La charge contre la Minusma s’aggrave du fait que ces décisions illégales aux termes même de son mandat ont été prises à l’insu du Gouvernement malien. Qui plus est, en signant avec les groupes armés séparatistes l’acte de création de la zone-tampon autour de Tabankort, la Minusma leur reconnaissait une légitimité et des prérogatives sans fondement. Ce faisant, elle s’exposait à juste titre à des accusations d’immixtion dans les affaires intérieures de l’Etat malien et d’usurpation des missions et prérogatives de ce dernier.

Dans le même ordre d’idées, en organisant des patrouilles mixtes avec les groupes armés (parmi lesquels des auteurs et complices de crimes de guerre et de graves violations des droits de l’homme dans le nord, le centre et le nord-ouest du pays) occupant notamment la zone de Kidal et qu’elle est chargée de cantonner et de désarmer selon au moins l’esprit de la résolution 2100 notamment, la Minusma faisait ainsi elle-même échec à sa mission consistant à aider à la restauration complète de l’autorité de l’Etat malien sur l’ensemble du territoire national.

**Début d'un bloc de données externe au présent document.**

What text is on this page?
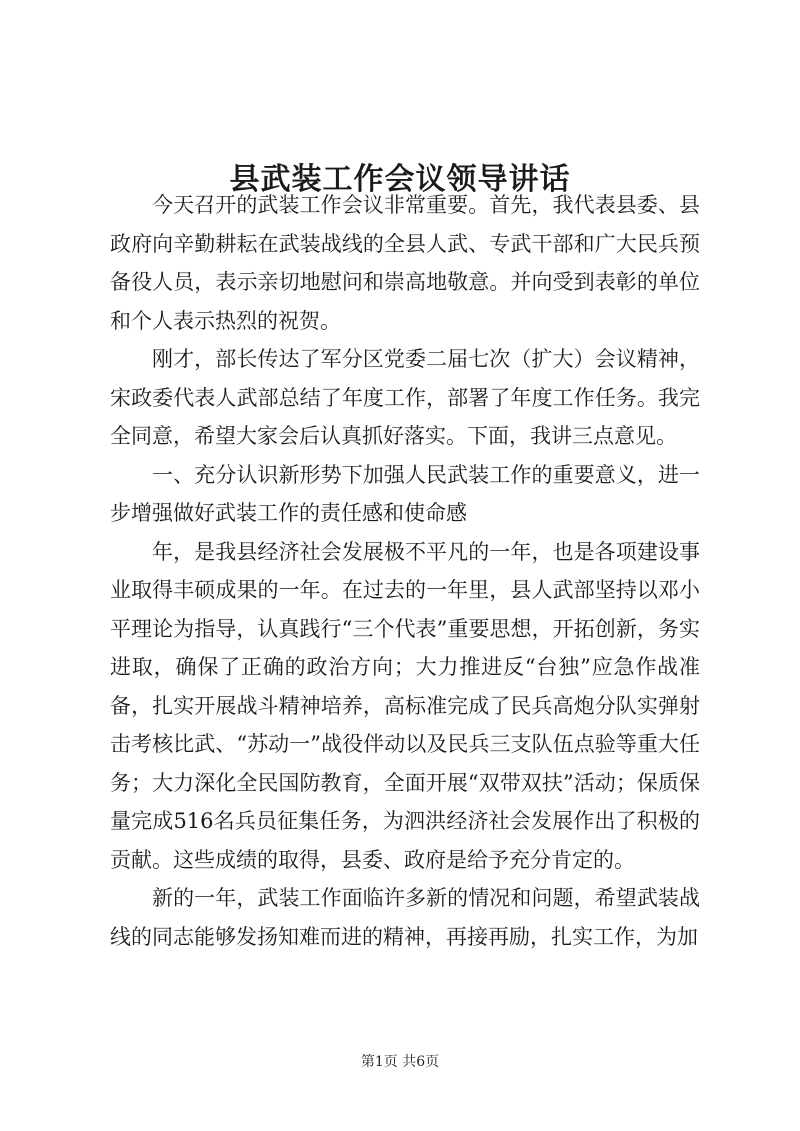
县武装工作会议领导讲话

今天召开的武装工作会议非常重要。首先，我代表县委、县政府向辛勤耕耘在武装战线的全县人武、专武干部和广大民兵预备役人员，表示亲切地慰问和崇高地敬意。并向受到表彰的单位和个人表示热烈的祝贺。

刚才，部长传达了军分区党委二届七次（扩大）会议精神，宋政委代表人武部总结了年度工作，部署了年度工作任务。我完全同意，希望大家会后认真抓好落实。下面，我讲三点意见。

一、充分认识新形势下加强人民武装工作的重要意义，进一步增强做好武装工作的责任感和使命感

年，是我县经济社会发展极不平凡的一年，也是各项建设事业取得丰硕成果的一年。在过去的一年里，县人武部坚持以邓小平理论为指导，认真践行“三个代表”重要思想，开拓创新，务实进取，确保了正确的政治方向；大力推进反“台独”应急作战准备，扎实开展战斗精神培养，高标准完成了民兵高炮分队实弹射击考核比武、“苏动一”战役伴动以及民兵三支队伍点验等重大任务；大力深化全民国防教育，全面开展“双带双扶”活动；保质保量完成516名兵员征集任务，为泗洪经济社会发展作出了积极的贡献。这些成绩的取得，县委、政府是给予充分肯定的。

新的一年，武装工作面临许多新的情况和问题，希望武装战线的同志能够发扬知难而进的精神，再接再励，扎实工作，为加

第1页 共6页
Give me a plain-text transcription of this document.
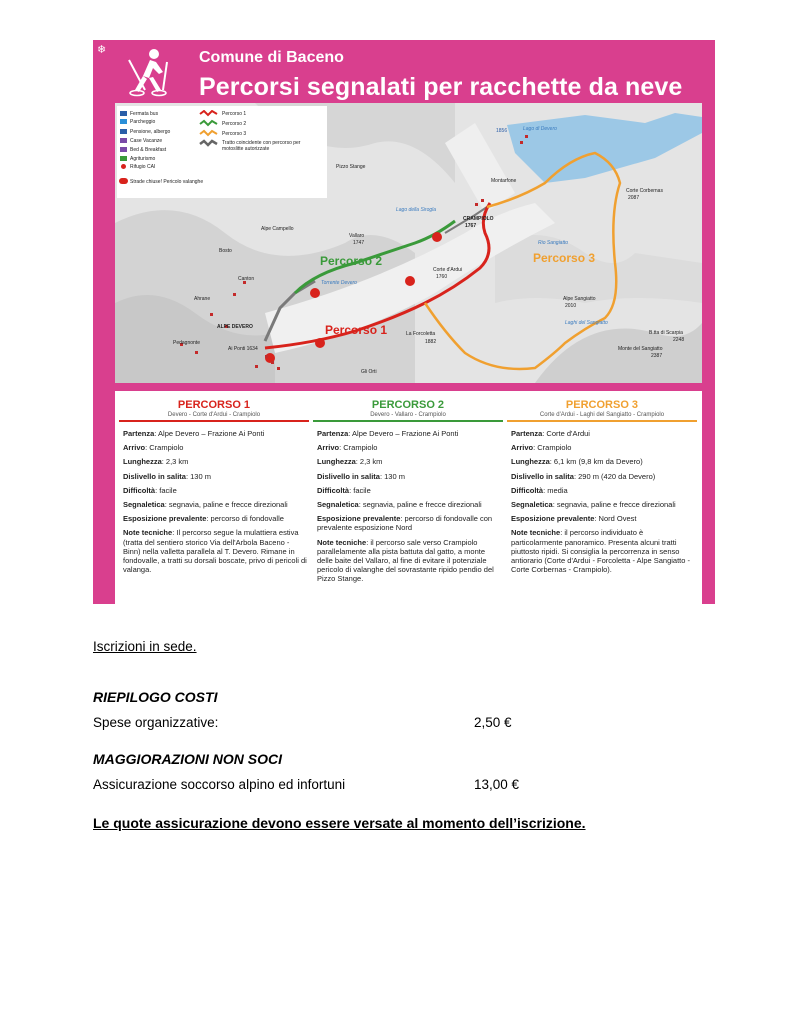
❄	Comune di Baceno
Percorsi segnalati per racchette da neve
Fermata bus
Parcheggio
Pensione, albergo
Case Vacanze
Bed & Breakfast
Agriturismo
Rifugio CAI
Strade chiuse! Pericolo valanghe
Percorso 1
Percorso 2
Percorso 3
Tratto coincidente con percorso per motoslitte autorizzate
Lago di Devero
1856
Pizzo Stange
Montarfone
Corte Corbernas
2087
Lago della Sirogla
CRAMPIOLO
1767
Alpe Campello
Vallaro
1747	Rio Sangiatto
Bosto
Corte d'Ardui
1760
Canton
Torrente Devero
Alpe Sangiatto
2010
Ahrane
ALPE DEVERO
La Forcoletta
1882
Laghi del Sangiatto
B.tta di Scarpia
2248
Pedagnonte
Ai Ponti 1634	Monte del Sangiatto
2387
Gli Orti
Percorso 1
Percorso 2	Percorso 3
PERCORSO 1
Devero - Corte d'Ardui - Crampiolo

Partenza: Alpe Devero – Frazione Ai Ponti

Arrivo: Crampiolo

Lunghezza: 2,3 km

Dislivello in salita: 130 m

Difficoltà: facile

Segnaletica: segnavia, paline e frecce direzionali

Esposizione prevalente: percorso di fondovalle

Note tecniche: Il percorso segue la mulattiera estiva (tratta del sentiero storico Via dell'Arbola Baceno - Binn) nella valletta parallela al T. Devero. Rimane in fondovalle, a tratti su dorsali boscate, privo di pericoli di valanga.

PERCORSO 2
Devero - Vallaro - Crampiolo

Partenza: Alpe Devero – Frazione Ai Ponti

Arrivo: Crampiolo

Lunghezza: 2,3 km

Dislivello in salita: 130 m

Difficoltà: facile

Segnaletica: segnavia, paline e frecce direzionali

Esposizione prevalente: percorso di fondovalle con prevalente esposizione Nord

Note tecniche: il percorso sale verso Crampiolo parallelamente alla pista battuta dal gatto, a monte delle baite del Vallaro, al fine di evitare il potenziale pericolo di valanghe del sovrastante ripido pendio del Pizzo Stange.

PERCORSO 3
Corte d'Ardui - Laghi del Sangiatto - Crampiolo

Partenza: Corte d'Ardui

Arrivo: Crampiolo

Lunghezza: 6,1 km (9,8 km da Devero)

Dislivello in salita: 290 m (420 da Devero)

Difficoltà: media

Segnaletica: segnavia, paline e frecce direzionali

Esposizione prevalente: Nord Ovest

Note tecniche: il percorso individuato è particolarmente panoramico. Presenta alcuni tratti piuttosto ripidi. Si consiglia la percorrenza in senso antiorario (Corte d'Ardui - Forcoletta - Alpe Sangiatto - Corte Corbernas - Crampiolo).

Iscrizioni in sede.
RIEPILOGO COSTI
Spese organizzative:	2,50 €
MAGGIORAZIONI NON SOCI
Assicurazione soccorso alpino ed infortuni	13,00 €
Le quote assicurazione devono essere versate al momento dell’iscrizione.
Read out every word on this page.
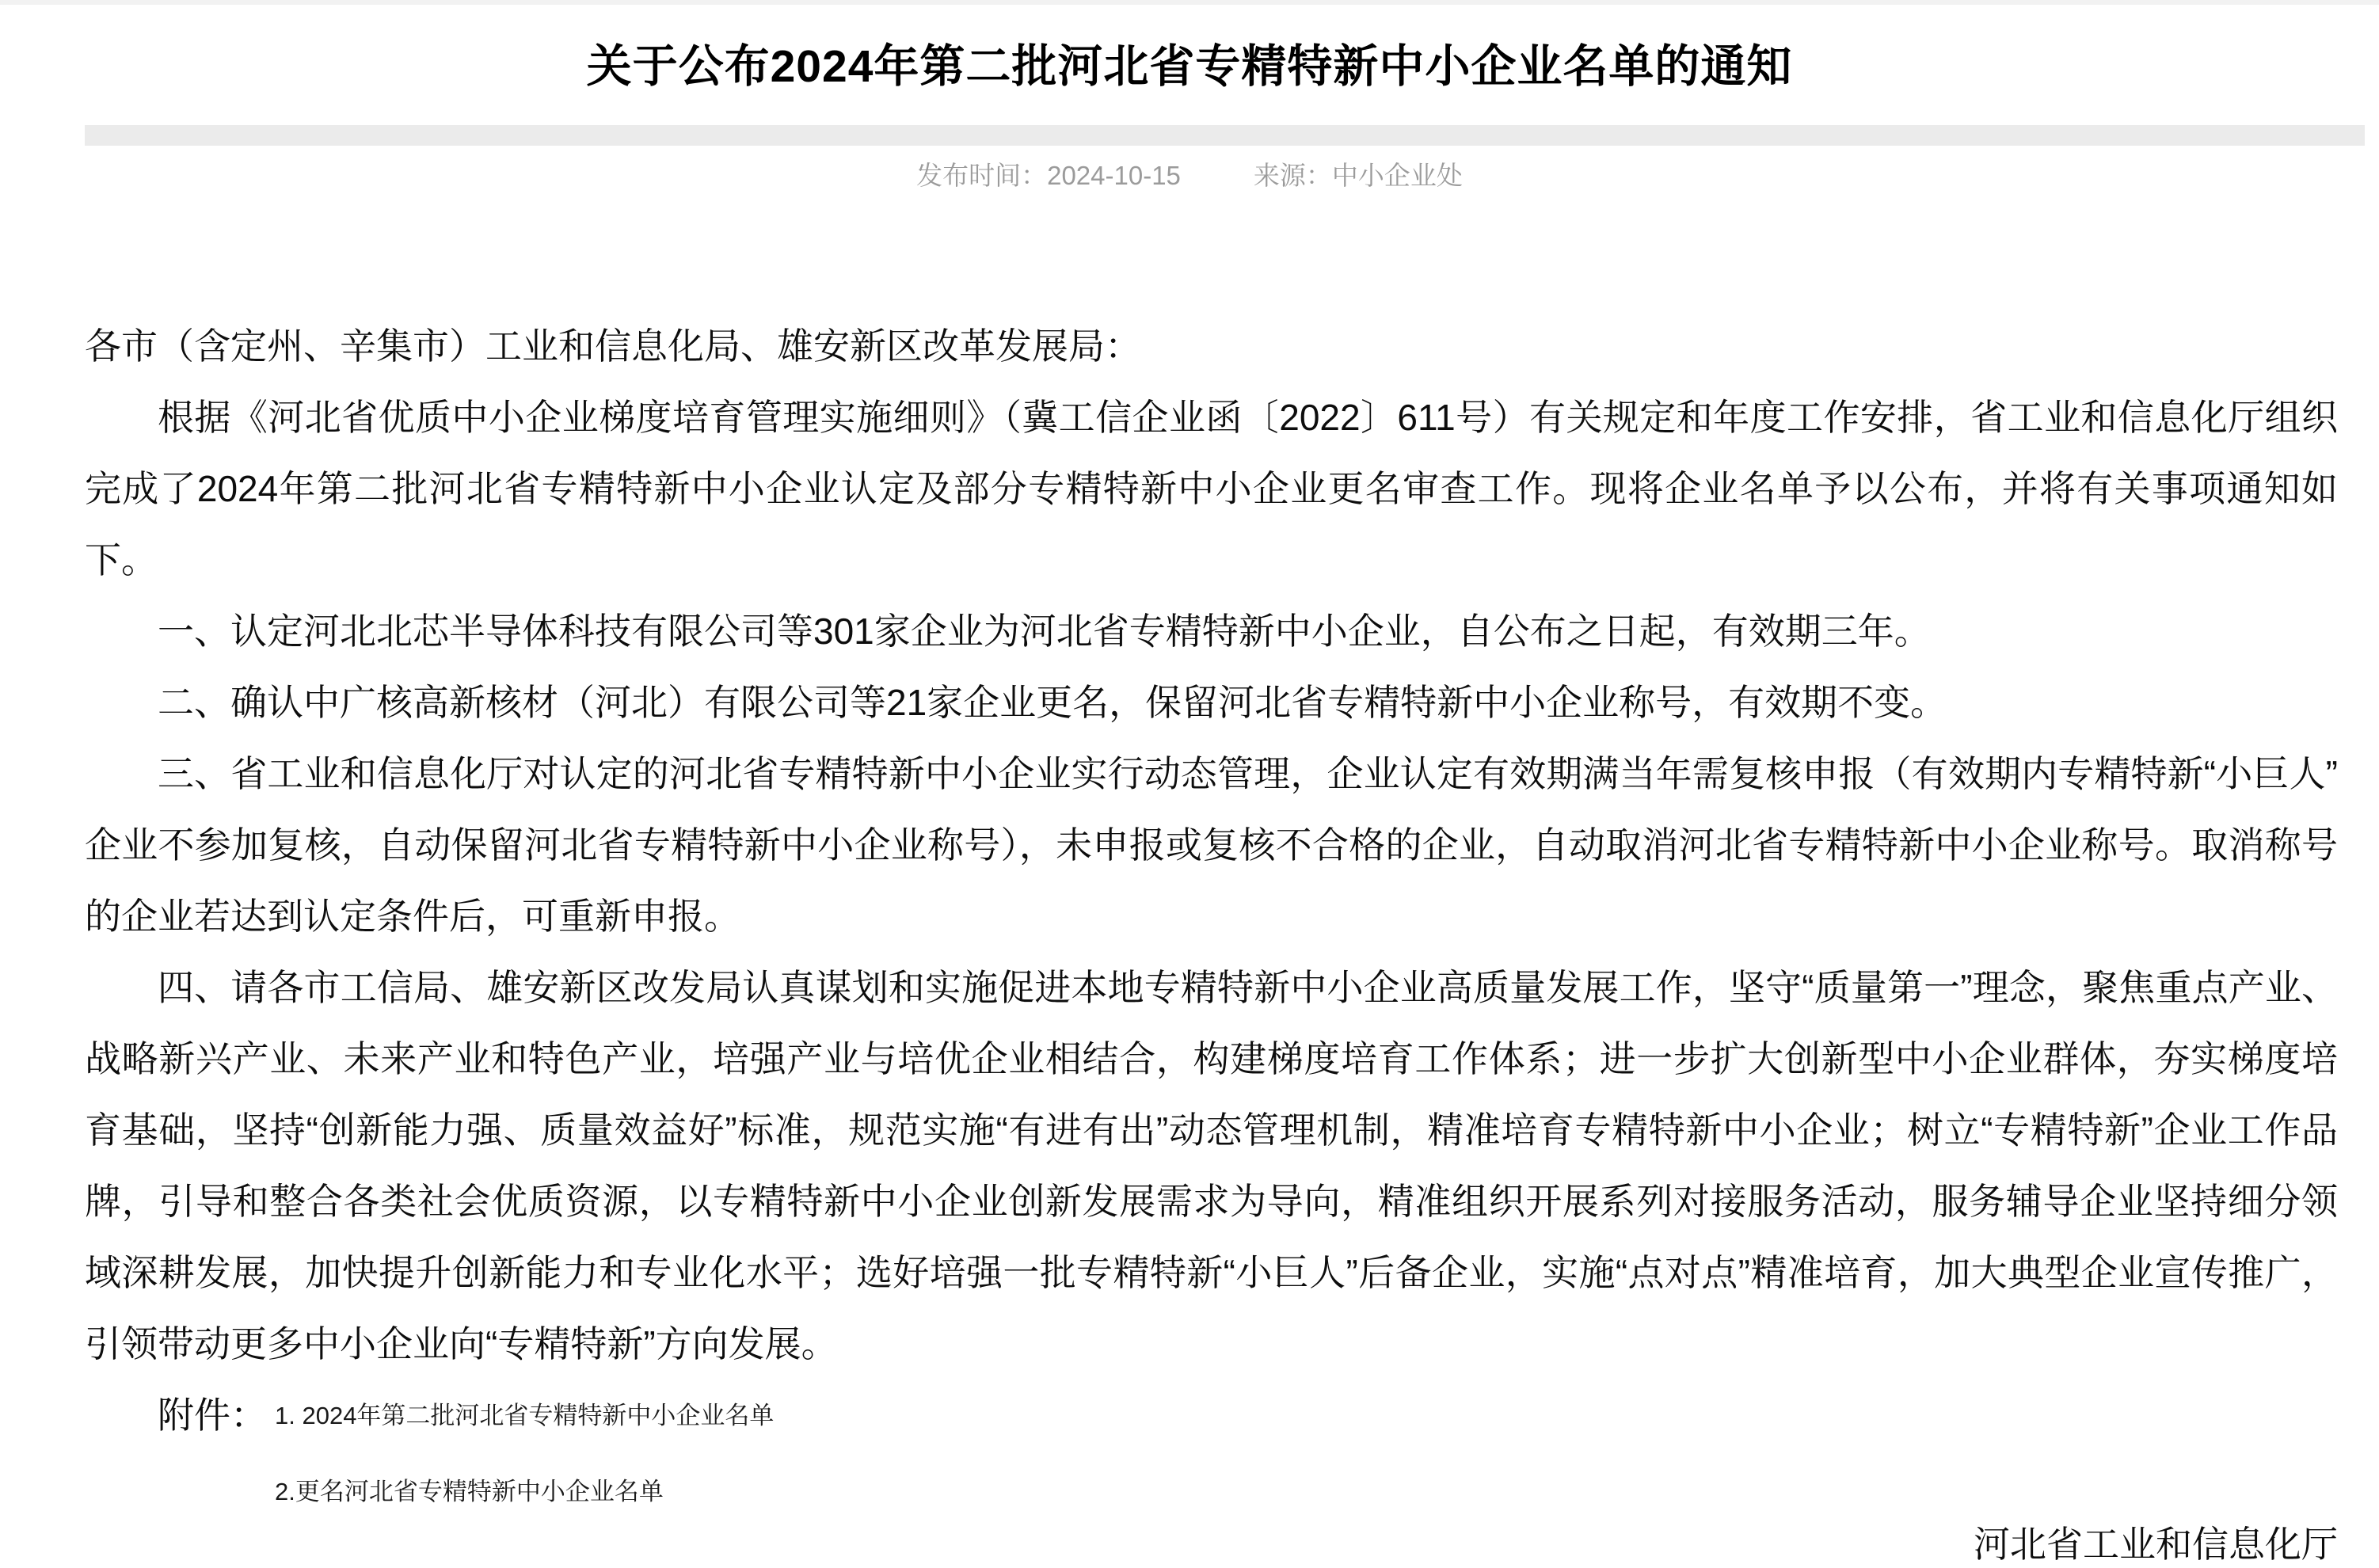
关于公布2024年第二批河北省专精特新中小企业名单的通知
发布时间：2024-10-15	来源：中小企业处

各市（含定州、辛集市）工业和信息化局、雄安新区改革发展局：

根据《河北省优质中小企业梯度培育管理实施细则》（冀工信企业函〔2022〕611号）有关规定和年度工作安排，省工业和信息化厅组织完成了2024年第二批河北省专精特新中小企业认定及部分专精特新中小企业更名审查工作。现将企业名单予以公布，并将有关事项通知如下。

一、认定河北北芯半导体科技有限公司等301家企业为河北省专精特新中小企业，自公布之日起，有效期三年。

二、确认中广核高新核材（河北）有限公司等21家企业更名，保留河北省专精特新中小企业称号，有效期不变。

三、省工业和信息化厅对认定的河北省专精特新中小企业实行动态管理，企业认定有效期满当年需复核申报（有效期内专精特新“小巨人”企业不参加复核，自动保留河北省专精特新中小企业称号），未申报或复核不合格的企业，自动取消河北省专精特新中小企业称号。取消称号的企业若达到认定条件后，可重新申报。

四、请各市工信局、雄安新区改发局认真谋划和实施促进本地专精特新中小企业高质量发展工作，坚守“质量第一”理念，聚焦重点产业、战略新兴产业、未来产业和特色产业，培强产业与培优企业相结合，构建梯度培育工作体系；进一步扩大创新型中小企业群体，夯实梯度培育基础，坚持“创新能力强、质量效益好”标准，规范实施“有进有出”动态管理机制，精准培育专精特新中小企业；树立“专精特新”企业工作品牌，引导和整合各类社会优质资源，以专精特新中小企业创新发展需求为导向，精准组织开展系列对接服务活动，服务辅导企业坚持细分领域深耕发展，加快提升创新能力和专业化水平；选好培强一批专精特新“小巨人”后备企业，实施“点对点”精准培育，加大典型企业宣传推广，引领带动更多中小企业向“专精特新”方向发展。

附件： 1. 2024年第二批河北省专精特新中小企业名单
2.更名河北省专精特新中小企业名单
河北省工业和信息化厅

L’Accord d’Alger, à l’élaboration duquel a contribué la Minusma, viole la Constitution de la République du Mali, remet en cause le caractère républicain, laïc et unitaire de l’Etat malien et n’organise pas le cantonnement, a fortiori le désarmement des groupes armés. Il prévoit en outre la mise en place d’un Comité de Suivi doté d’attributions et de prérogatives dans des domaines régaliens de l’Etat et outrepassant celles normalement reconnues à un médiateur. Et c’est précisément ce Comité de Suivi (au sein duquel siégeaient naguère des ministres maliens souvent responsables de Départements de souveraineté sous la présidence de l’Ambassadeur d’un pays voisin !) qui organise de facto sinon de jure la mise sous tutelle du Mali. Au delà des termes écrits du mandat officiel de la Minusma, le déroulement réel de l’opération de maintien de la paix au Mali ne met pas la Force Onusienne à l’abri de critiques fondées de velléités de mise en cause de la souveraineté de la République du Mali.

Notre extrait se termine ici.